The first is woman of incredible character. I don't know her very well, but I know her children. They are the kind of kids that don't stop at anything. If they get knocked to the ground, they'll get up and keep coming. I have yet to meet another family where every one of them is able to ignore hardships and continue their lives as if it never happened. Their mother is the same. She is a woman of character with strict rules and a kindness that allowed her to raise nine children and maintain her sanity. I heard that at her funeral, they didn't so much speak of her, but more of her children. When I heard, I couldn't help but smile. What better way to characterize someone than by what they have made? I dated her daughter once, and she never spoke a harsh word to me. She smiled at me when I would awkwardly stand at the door waiting for daughter, and even try to make conversation with me. I could tell she could hardly stop herself from laughing, and I thank her for sparing me that last ridicule for a teenage boy.

The second is a boy who should never have died.
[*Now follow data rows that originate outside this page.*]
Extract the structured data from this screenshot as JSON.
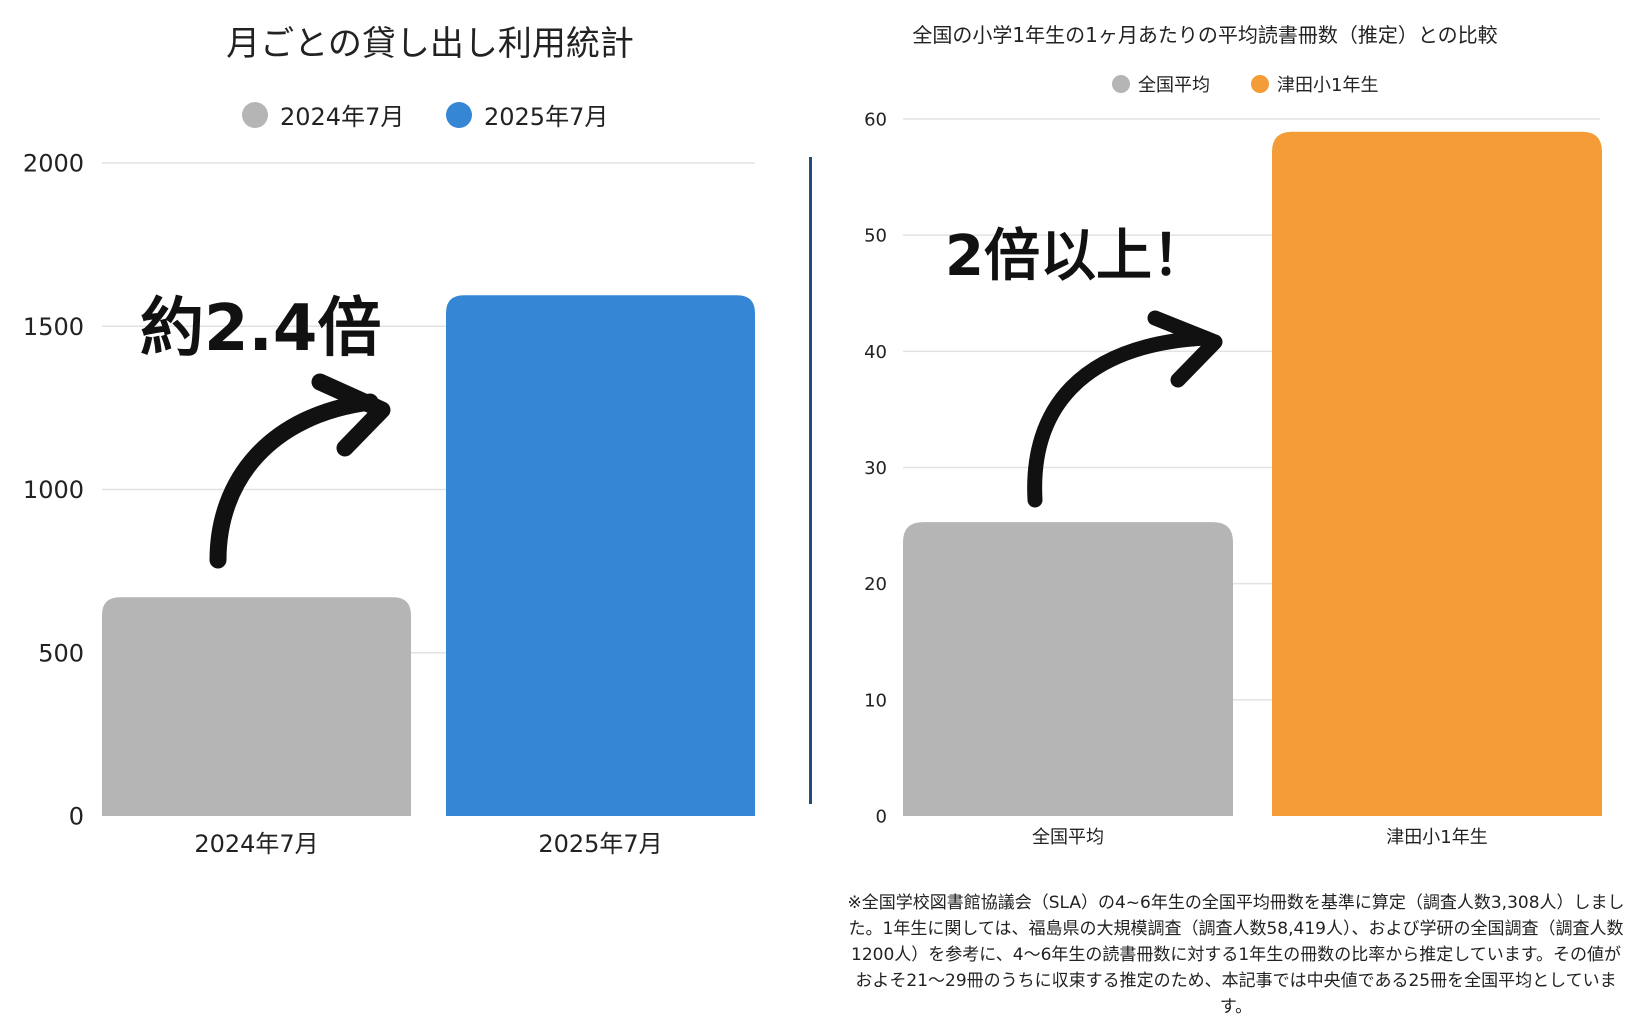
{
  "chart_data": [
    {
      "type": "bar",
      "title": "月ごとの貸し出し利用統計",
      "categories": [
        "2024年7月",
        "2025年7月"
      ],
      "series": [
        {
          "name": "2024年7月",
          "values": [
            670,
            null
          ],
          "color": "#b5b5b5"
        },
        {
          "name": "2025年7月",
          "values": [
            null,
            1595
          ],
          "color": "#3686d6"
        }
      ],
      "values": [
        670,
        1595
      ],
      "ylim": [
        0,
        2000
      ],
      "yticks": [
        0,
        500,
        1000,
        1500,
        2000
      ],
      "grid": true,
      "legend": "top-center",
      "annotation": "約2.4倍"
    },
    {
      "type": "bar",
      "title": "全国の小学1年生の1ヶ月あたりの平均読書冊数（推定）との比較",
      "categories": [
        "全国平均",
        "津田小1年生"
      ],
      "series": [
        {
          "name": "全国平均",
          "values": [
            25.3,
            null
          ],
          "color": "#b5b5b5"
        },
        {
          "name": "津田小1年生",
          "values": [
            null,
            58.9
          ],
          "color": "#f39c38"
        }
      ],
      "values": [
        25.3,
        58.9
      ],
      "ylim": [
        0,
        60
      ],
      "yticks": [
        0,
        10,
        20,
        30,
        40,
        50,
        60
      ],
      "grid": true,
      "legend": "top-center",
      "annotation": "2倍以上！"
    }
  ],
  "footnote": "※全国学校図書館協議会（SLA）の4~6年生の全国平均冊数を基準に算定（調査人数3,308人）しました。1年生に関しては、福島県の大規模調査（調査人数58,419人）、および学研の全国調査（調査人数1200人）を参考に、4〜6年生の読書冊数に対する1年生の冊数の比率から推定しています。その値がおよそ21〜29冊のうちに収束する推定のため、本記事では中央値である25冊を全国平均としています。"
}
He is a kid, just a kid who ran in front of a car ... He was in my scout troop, one of the little ones who was always running around, asking questions, and never complaining. When I first heard of his death, I was struck by how much I didn't remember. The name didn't ring any bells, and at first glance, his pictures were only vaguely familiar. After it sunk in, I remembered him. I used to referee his soccer games. I remember him running around the field, trying to score, all in the seriousness of a boy playing a game. He was one of those who would do whatever you asked him to do without a word of complaint. You could always count on him to be there after hours of walking under the midday sun, and ready to keep walking until you summited that last peak. He was always ready to learn, eager to listen, and joyful for everything you gave him.

I remember these people not only because they have left, but because it was not their time. No mother should have to leave her nine year old girl, her girl who is just starting college, or even her boy who is faltering in school and excelling in sports. No boy should die when he's only 14, before he's really had a kiss, or even before he's even really noticed a girl for what she truly is. Neither of the should have left this world for the next, neither of them was ready for it, nor was it ready for them. This world lost a wonderful person and boy who was on his way to becoming one the best of men, and is the poorer for it. I pray, hope, need to know that there has to be something that after this life that will ... I don't know what, only that there has to be something there for them to go to, that they didn't just stop.

In the meantime, I will remember them. This way, they will never have truly left this world, and maybe, maybe, the world will still gain from having them live in it, no matter how brief their stay.